Litigi
& Scissioni, fine della diversità grillina
Correnti,
faide interne e cavilli regolamentari. Al Senato la resa dei conti: «Siamo
stravolti»
di Marco
Fattorini e Marco Sarti
Correnti, scissioni, faide interne e
minoranze che promettono battaglia. C’era una volta il grillismo. Oggi il
Movimento Cinque Stelle scopre di essere un partito a tutti gli effetti. A far
deflagrare lo psicodramma collettivo è l’espulsione di quattro senatori. «Dopo
svariate segnalazioni dal territorio di ragazzi, di attivisti, che dicevano che
Battista, Bocchino, Campanella e Orellana si vedevano poco e male - scrive
Beppe Grillo sul suo blog - i parlamentari del M5S hanno fatto un’assemblea
congiunta decidendo l’espulsione dei suddetti senatori». Alle 19 di ieri gli
iscritti al Movimento hanno votato in Rete e deciso l’espulsione di tutti e
quattro i senatori: 29.883 sì contro 13.485 no.

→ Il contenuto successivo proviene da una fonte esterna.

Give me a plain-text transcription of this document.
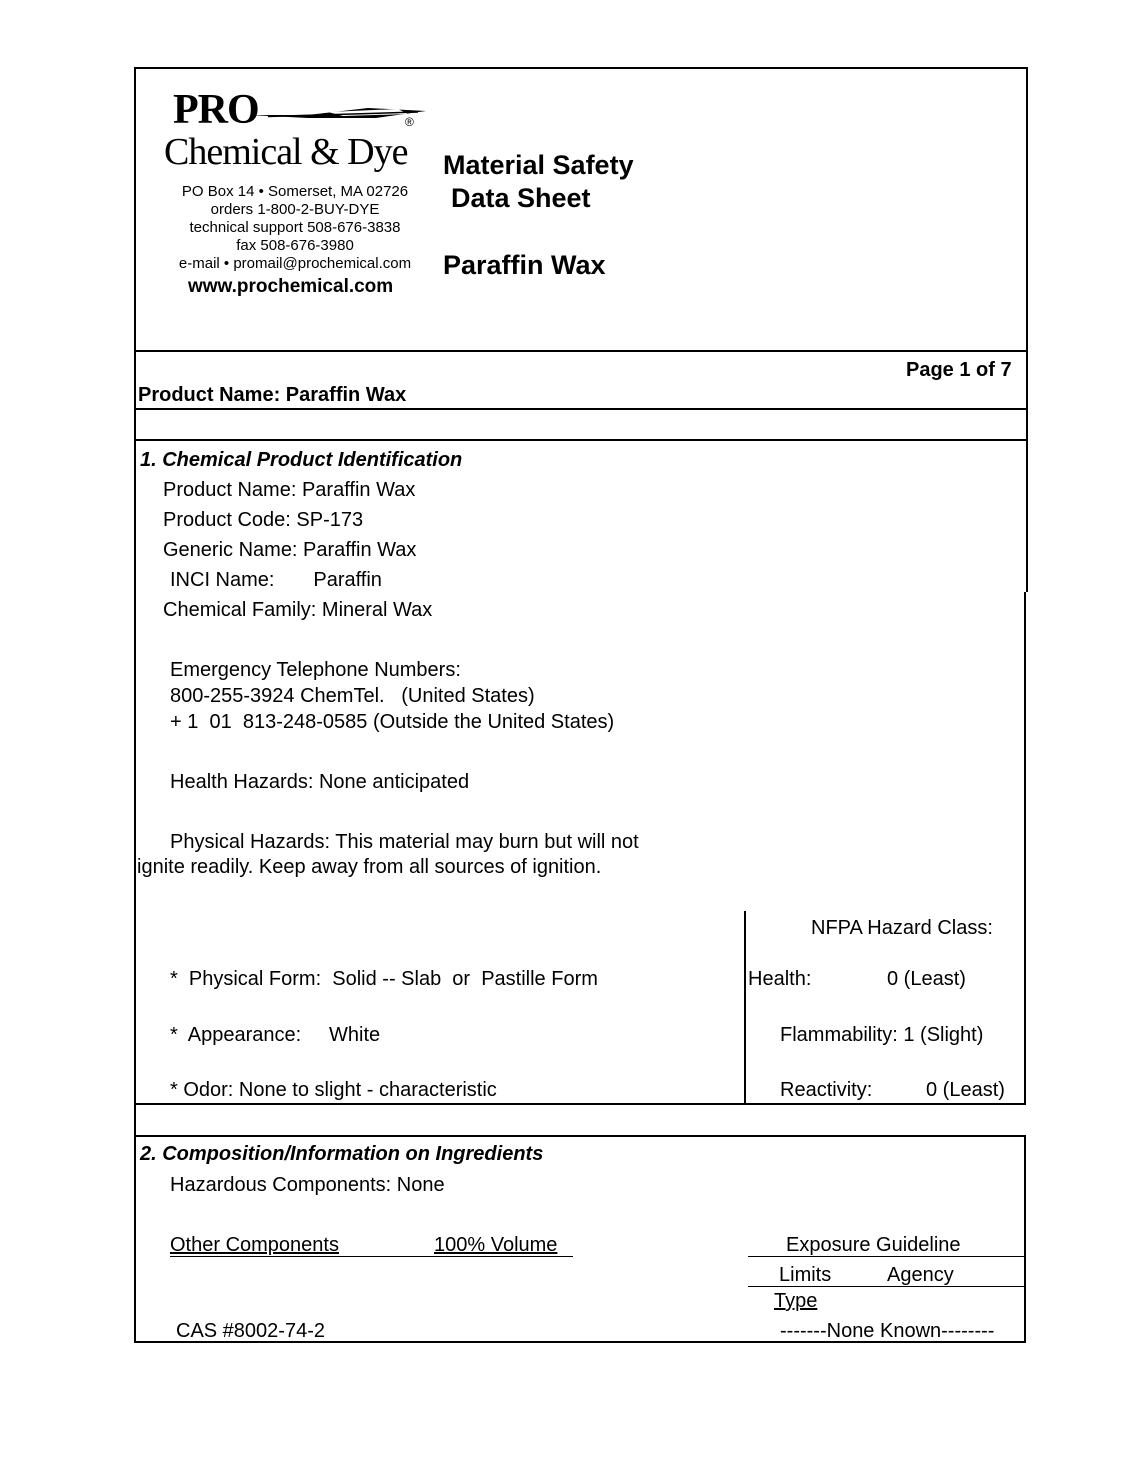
PRO	®
Chemical & Dye
PO Box 14 • Somerset, MA 02726
orders 1-800-2-BUY-DYE
technical support 508-676-3838
fax 508-676-3980
e-mail • promail@prochemical.com
www.prochemical.com
Material Safety
Data Sheet
Paraffin Wax
Page 1 of 7
Product Name: Paraffin Wax
1. Chemical Product Identification
Product Name: Paraffin Wax
Product Code: SP-173
Generic Name: Paraffin Wax
INCI Name:       Paraffin
Chemical Family: Mineral Wax
Emergency Telephone Numbers:
800-255-3924 ChemTel.   (United States)
+ 1  01  813-248-0585 (Outside the United States)
Health Hazards: None anticipated
Physical Hazards: This material may burn but will not
ignite readily. Keep away from all sources of ignition.
*  Physical Form:  Solid -- Slab  or  Pastille Form
*  Appearance:     White
* Odor: None to slight - characteristic
NFPA Hazard Class:
Health:	0 (Least)
Flammability: 1 (Slight)
Reactivity:	0 (Least)
2. Composition/Information on Ingredients
Hazardous Components: None
Other Components	100% Volume	Exposure Guideline
Limits	Agency
Type
CAS #8002-74-2	-------None Known--------
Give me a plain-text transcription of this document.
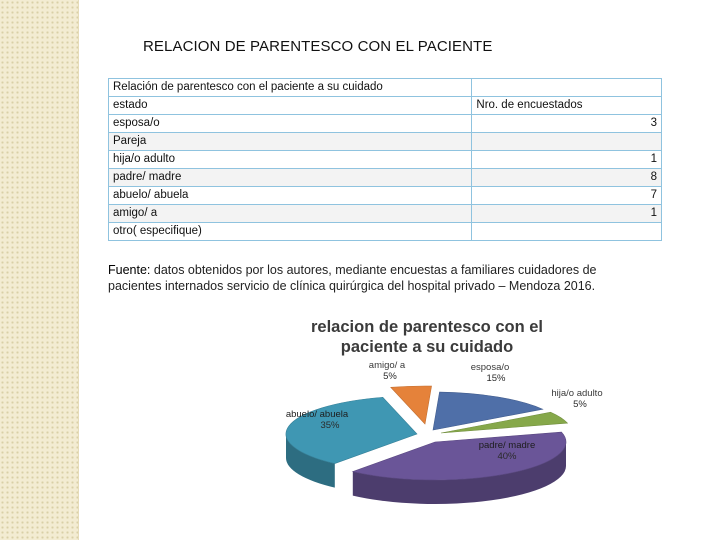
RELACION DE PARENTESCO CON EL PACIENTE
Relación de parentesco con el paciente a su cuidado	
estado	Nro. de encuestados
esposa/o	3
Pareja	
hija/o adulto	1
padre/ madre	8
abuelo/ abuela	7
amigo/ a	1
otro( especifique)	
Fuente: datos obtenidos por los autores, mediante encuestas a familiares cuidadores de pacientes internados servicio de clínica quirúrgica del hospital privado – Mendoza 2016.
esposa/o
15%
hija/o adulto
5%
padre/ madre
40%
abuelo/ abuela
35%
amigo/ a
5%
relacion de parentesco con el
paciente a su cuidado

Intanto il M5S si scopre partito. Attorno
ai quattro dissidenti si coalizza una corrente di critici. Sul tavolo vengono
messe le dimissioni di altri sei parlamentari. Nel pomeriggio i senatori
pentastellati si incontrano nell’aula della commissione Esteri di Palazzo
Madama per fare il punto della situazione. Le urla
e gli insulti si sentono
fuori dalla sala. Si impugnano i cavilli e sono in molti a chiedere di
invalidare l’assemblea congiunta di martedì sera: da regolamento la procedura
prevede un primo passaggio tra i senatori, che invece non c’è stato. Le voci di
corridoio e i retroscena giornalistici impazzano. I dieci senatori sarebbero
pronti a formare un nuovo gruppo con i civatiani, magari persino a sostenere il
governo Renzi. Uno dei parlamentari al centro del caso, Francesco Campanella,
viene accusato di aver già pronto il logo e il nome di un nuovo movimento. In
tanti studiano le procedure per formare una nuova formazione al Senato. Poi si
apprenderà che quasi tutti sono orientati a rassegnare le dimissioni. Le accuse
si sprecano, rigorosamente a mezzo stampa: «Fascisti», «Traditori». I toni sono
drammatici, come ogni scissione che si rispetti.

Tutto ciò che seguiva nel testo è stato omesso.